Suzuki Kenji
Department of Radiology, The University of Chicago, Chicago, IL 60637, USA.
IEICE Trans Inf Syst. 2013 Apr 1;E96-D(4):772-783. doi: 10.1587/transinf.e96.d.772.
Computer-aided detection (CADe) and diagnosis (CAD) has been a rapidly growing, active area of research in medical imaging. Machine leaning (ML) plays an essential role in CAD, because objects such as lesions and organs may not be represented accurately by a simple equation; thus, medical pattern recognition essentially require "learning from examples." One of the most popular uses of ML is the classification of objects such as lesion candidates into certain classes (e.g., abnormal or normal, and lesions or non-lesions) based on input features (e.g., contrast and area) obtained from segmented lesion candidates. The task of ML is to determine "optimal" boundaries for separating classes in the multidimensional feature space which is formed by the input features. ML algorithms for classification include linear discriminant analysis (LDA), quadratic discriminant analysis (QDA), multilayer perceptrons, and support vector machines (SVM). Recently, pixel/voxel-based ML (PML) emerged in medical image processing/analysis, which uses pixel/voxel values in images directly, instead of features calculated from segmented lesions, as input information; thus, feature calculation or segmentation is not required. In this paper, ML techniques used in CAD schemes for detection and diagnosis of lung nodules in thoracic CT and for detection of polyps in CT colonography (CTC) are surveyed and reviewed.
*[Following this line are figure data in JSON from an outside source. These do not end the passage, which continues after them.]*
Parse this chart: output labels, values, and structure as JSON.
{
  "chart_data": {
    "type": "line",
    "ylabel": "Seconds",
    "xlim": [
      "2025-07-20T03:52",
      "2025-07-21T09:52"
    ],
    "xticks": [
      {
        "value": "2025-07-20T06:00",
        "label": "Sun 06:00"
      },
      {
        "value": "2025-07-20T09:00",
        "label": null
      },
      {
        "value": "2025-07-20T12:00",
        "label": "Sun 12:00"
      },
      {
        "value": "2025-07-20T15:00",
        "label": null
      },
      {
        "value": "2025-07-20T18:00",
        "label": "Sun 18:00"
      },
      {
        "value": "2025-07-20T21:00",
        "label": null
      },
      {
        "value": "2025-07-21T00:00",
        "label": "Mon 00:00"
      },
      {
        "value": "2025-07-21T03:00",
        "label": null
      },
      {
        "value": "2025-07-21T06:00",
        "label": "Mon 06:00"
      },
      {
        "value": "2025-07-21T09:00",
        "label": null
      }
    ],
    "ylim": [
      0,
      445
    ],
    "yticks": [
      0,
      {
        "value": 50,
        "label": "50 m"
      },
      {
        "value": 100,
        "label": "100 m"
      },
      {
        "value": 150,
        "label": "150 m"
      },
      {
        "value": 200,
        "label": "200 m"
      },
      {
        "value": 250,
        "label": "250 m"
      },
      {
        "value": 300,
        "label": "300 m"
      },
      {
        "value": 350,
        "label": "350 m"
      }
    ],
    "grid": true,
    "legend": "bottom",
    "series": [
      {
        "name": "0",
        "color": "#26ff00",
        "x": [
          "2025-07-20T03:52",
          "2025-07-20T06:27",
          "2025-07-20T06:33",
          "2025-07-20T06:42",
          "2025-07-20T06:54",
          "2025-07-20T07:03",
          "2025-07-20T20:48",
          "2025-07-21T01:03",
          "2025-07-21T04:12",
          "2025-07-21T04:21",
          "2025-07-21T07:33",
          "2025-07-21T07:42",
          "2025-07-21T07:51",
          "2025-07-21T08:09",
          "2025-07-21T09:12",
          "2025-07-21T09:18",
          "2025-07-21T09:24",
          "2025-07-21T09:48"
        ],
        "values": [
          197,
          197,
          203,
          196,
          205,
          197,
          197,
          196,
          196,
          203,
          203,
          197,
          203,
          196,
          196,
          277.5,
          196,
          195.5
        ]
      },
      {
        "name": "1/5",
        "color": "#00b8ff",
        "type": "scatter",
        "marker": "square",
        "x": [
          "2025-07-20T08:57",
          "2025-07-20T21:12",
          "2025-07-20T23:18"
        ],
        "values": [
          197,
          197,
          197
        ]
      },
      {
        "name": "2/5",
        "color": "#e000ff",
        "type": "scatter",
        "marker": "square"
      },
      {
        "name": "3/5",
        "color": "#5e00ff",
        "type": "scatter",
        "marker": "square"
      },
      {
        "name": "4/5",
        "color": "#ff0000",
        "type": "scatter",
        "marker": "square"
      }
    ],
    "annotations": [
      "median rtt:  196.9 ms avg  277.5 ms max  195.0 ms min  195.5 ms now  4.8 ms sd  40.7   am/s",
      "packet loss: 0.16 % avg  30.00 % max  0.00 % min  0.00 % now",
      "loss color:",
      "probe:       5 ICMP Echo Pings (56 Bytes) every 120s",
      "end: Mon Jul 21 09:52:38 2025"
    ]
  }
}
计算机辅助检测(CADe)和诊断(CAD)一直是医学成像领域中快速发展且活跃的研究领域。机器学习(ML)在CAD中起着至关重要的作用,因为诸如病变和器官等对象可能无法通过简单的方程式准确表示;因此,医学模式识别本质上需要“从示例中学习”。ML最常见的用途之一是根据从分割的候选病变中获得的输入特征(例如对比度和面积),将诸如候选病变等对象分类到特定类别(例如,异常或正常,病变或非病变)。ML的任务是在由输入特征形成的多维特征空间中确定用于分离类别的“最佳”边界。用于分类的ML算法包括线性判别分析(LDA)、二次判别分析(QDA)、多层感知器和支持向量机(SVM)。最近,基于像素/体素的ML(PML)出现在医学图像处理/分析中,它直接使用图像中的像素/体素值,而不是从分割病变计算出的特征,作为输入信息;因此,不需要进行特征计算或分割。本文对用于胸部CT中肺结节检测和诊断以及CT结肠成像(CTC)中息肉检测的CAD方案中使用的ML技术进行了调查和综述。